川内停止要請、電力の安定供給を妨げるな
鹿児島県の三反園訓知事は、運転中の九州電力川内原発1、2号機(同県薩摩川内市)の一時停止と点検を九電に申し入れた。知事に原発の運転を止める法的権限はなく、異例の要請と言える。
知事選で公約に盛り込む
知事は要請書で「原発は絶対に事故を起こしてはならない」とした上で、4月の熊本地震で県民の不安が一層高まっていると指摘。川内原発を直ちに停止し、原子炉や使用済み燃料プールなど7項目を特に入念に点検するよう求めている。
だが熊本地震の際、観測された地震動は基準値を下回り、原子力規制委員会は運転を止める必要はないと判断した。また定期検査のため、川内1号機は10月、2号機は12月に停止する予定となっている。なぜ、これほど停止を急ぐのか疑問を持たざるを得ない。
三反園氏は、7月の知事選で川内原発の一時停止と点検を公約に掲げ初当選した。

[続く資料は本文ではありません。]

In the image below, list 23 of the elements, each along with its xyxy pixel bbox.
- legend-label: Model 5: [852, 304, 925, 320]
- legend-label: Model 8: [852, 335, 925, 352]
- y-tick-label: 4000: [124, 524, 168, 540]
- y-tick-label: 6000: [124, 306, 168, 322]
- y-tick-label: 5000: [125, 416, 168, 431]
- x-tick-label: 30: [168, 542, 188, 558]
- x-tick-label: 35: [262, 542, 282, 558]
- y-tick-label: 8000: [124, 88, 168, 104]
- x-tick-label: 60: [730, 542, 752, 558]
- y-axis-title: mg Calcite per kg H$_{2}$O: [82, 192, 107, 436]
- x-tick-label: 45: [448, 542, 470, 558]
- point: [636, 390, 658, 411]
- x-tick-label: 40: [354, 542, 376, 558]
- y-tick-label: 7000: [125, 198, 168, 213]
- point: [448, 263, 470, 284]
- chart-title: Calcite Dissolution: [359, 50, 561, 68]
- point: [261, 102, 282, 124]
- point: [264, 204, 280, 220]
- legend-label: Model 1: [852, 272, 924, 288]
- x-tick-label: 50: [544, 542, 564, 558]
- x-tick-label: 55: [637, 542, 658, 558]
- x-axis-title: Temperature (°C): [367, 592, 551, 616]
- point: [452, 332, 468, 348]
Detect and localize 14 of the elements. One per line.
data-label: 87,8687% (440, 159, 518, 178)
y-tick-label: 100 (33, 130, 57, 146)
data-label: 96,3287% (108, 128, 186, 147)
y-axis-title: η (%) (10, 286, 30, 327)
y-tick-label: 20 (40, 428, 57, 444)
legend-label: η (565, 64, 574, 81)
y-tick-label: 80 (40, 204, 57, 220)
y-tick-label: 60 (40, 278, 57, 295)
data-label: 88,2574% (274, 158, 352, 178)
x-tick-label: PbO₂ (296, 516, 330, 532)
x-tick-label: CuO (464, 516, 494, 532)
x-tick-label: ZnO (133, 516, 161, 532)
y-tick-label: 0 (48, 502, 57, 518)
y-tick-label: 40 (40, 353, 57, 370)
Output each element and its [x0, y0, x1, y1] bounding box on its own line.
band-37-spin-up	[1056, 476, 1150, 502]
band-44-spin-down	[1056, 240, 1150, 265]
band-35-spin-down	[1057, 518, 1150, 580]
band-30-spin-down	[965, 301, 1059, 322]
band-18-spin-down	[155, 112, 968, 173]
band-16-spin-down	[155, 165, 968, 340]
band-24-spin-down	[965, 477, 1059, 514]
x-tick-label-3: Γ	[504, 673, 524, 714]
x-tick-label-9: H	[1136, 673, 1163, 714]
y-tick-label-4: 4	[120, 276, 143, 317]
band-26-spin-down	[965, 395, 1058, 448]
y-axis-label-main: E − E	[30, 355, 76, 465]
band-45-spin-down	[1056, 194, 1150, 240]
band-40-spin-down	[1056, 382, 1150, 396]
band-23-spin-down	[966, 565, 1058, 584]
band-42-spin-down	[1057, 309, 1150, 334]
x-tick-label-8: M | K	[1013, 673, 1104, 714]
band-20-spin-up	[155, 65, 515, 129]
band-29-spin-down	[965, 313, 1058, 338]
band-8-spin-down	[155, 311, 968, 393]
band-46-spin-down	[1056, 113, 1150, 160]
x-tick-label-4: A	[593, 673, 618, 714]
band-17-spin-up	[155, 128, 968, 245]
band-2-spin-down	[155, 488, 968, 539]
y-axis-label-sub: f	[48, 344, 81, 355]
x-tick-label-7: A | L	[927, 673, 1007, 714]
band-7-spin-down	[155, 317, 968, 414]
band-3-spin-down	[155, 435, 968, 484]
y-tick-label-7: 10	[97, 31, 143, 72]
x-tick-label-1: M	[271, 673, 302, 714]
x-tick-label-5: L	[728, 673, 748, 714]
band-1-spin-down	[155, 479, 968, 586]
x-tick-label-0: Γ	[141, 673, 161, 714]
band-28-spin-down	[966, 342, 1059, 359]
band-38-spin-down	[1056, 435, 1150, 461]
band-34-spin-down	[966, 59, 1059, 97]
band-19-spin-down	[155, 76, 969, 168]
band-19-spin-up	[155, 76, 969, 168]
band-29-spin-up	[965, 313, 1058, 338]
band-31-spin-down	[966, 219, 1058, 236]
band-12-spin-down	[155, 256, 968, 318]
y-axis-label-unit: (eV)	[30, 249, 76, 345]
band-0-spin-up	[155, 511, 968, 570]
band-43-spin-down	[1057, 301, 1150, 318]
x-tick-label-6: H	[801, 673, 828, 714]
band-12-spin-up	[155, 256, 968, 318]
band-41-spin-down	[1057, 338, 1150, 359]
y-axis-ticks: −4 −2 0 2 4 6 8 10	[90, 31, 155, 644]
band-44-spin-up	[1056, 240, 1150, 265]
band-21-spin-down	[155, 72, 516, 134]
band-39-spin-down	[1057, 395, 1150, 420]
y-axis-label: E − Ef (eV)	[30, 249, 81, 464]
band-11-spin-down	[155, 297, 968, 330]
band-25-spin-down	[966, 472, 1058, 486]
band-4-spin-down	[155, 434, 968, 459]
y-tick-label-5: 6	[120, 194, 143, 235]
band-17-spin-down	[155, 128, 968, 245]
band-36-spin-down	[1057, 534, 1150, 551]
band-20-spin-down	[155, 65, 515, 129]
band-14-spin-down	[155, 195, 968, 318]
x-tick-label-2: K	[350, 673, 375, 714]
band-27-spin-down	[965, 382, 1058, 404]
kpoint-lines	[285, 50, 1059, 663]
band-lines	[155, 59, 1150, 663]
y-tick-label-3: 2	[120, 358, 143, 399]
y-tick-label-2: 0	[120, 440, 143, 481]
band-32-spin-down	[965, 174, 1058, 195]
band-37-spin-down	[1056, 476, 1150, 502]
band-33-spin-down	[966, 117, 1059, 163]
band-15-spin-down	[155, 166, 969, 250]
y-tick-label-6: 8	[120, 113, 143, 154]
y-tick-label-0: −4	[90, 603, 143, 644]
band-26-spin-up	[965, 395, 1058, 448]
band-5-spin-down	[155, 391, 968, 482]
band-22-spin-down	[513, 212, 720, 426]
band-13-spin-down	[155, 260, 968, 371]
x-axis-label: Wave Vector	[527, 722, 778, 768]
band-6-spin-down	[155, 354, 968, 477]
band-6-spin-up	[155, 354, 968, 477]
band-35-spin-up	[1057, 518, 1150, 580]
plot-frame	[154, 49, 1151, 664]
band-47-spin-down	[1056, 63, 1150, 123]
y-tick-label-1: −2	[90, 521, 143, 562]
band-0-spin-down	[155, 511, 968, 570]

その背景には、新人候補一本化のため、反原発を掲げる平良行雄氏が立候補を見送る代わりに、三反園氏が公約に一時停止を盛り込んだ経緯がある。
しかし、知事には原発の運転を止める法的権限はない。川内原発が稼働しているのは、世界で最も厳しいとされる「新規制基準」に基づく規制委の安全審査に合格したからだ。伊藤祐一郎前知事や県議会、そして薩摩川内市の岩切秀雄市長や市議会も同意している。原発は電力の安定供給を担っている。それを妨げかねない要請を行うのはおかしい。
九電は即時停止には慎重な立場だが、懸念されるのは定期検査終了後の再稼働がスムーズにいくかどうかだ。政府は地元の理解を得ながら再稼働を進めるとしてきただけに、三反園氏が反対した場合、停止に追い込まれる恐れがある。
九電は2017年3月期に、川内原発の再稼働で年1000億円の利益の押し上げを見込んでいる。原発が停止すれば業績が悪化し、電気料金の上昇で利用者の負担増にもつながる。
今年3月には、関西電力高浜原発3、4号機(福井県高浜町)の安全性が確保されていないとして、大津地裁が運転差し止めを命じる仮処分決定を出した。裁判官や知事によって原発に関する判断が異なり、運転が左右されるようでは、政府が長期的なエネルギー戦略を策定することもできなくなろう。
福島第1原発の事故後、各地の原発が長期停止したため、現在は総発電量に占める火力の割合が9割に達する。燃料費が膨らんで電力会社の経営を圧迫するだけでなく、国際情勢の変化によって燃料供給が途絶える恐れもある。
このため、エネルギー密度が高く備蓄が容易な原発などの利用で、電源の多様化を図ることが不可欠だ。三反園氏には、総合的な判断を下すことが求められる。
九電は理解得る努力を
九電は、三反園氏が要請した避難計画への支援体制強化や情報発信の充実などには対応する構えだ。
地元の理解を得るための努力を積み重ねてほしい。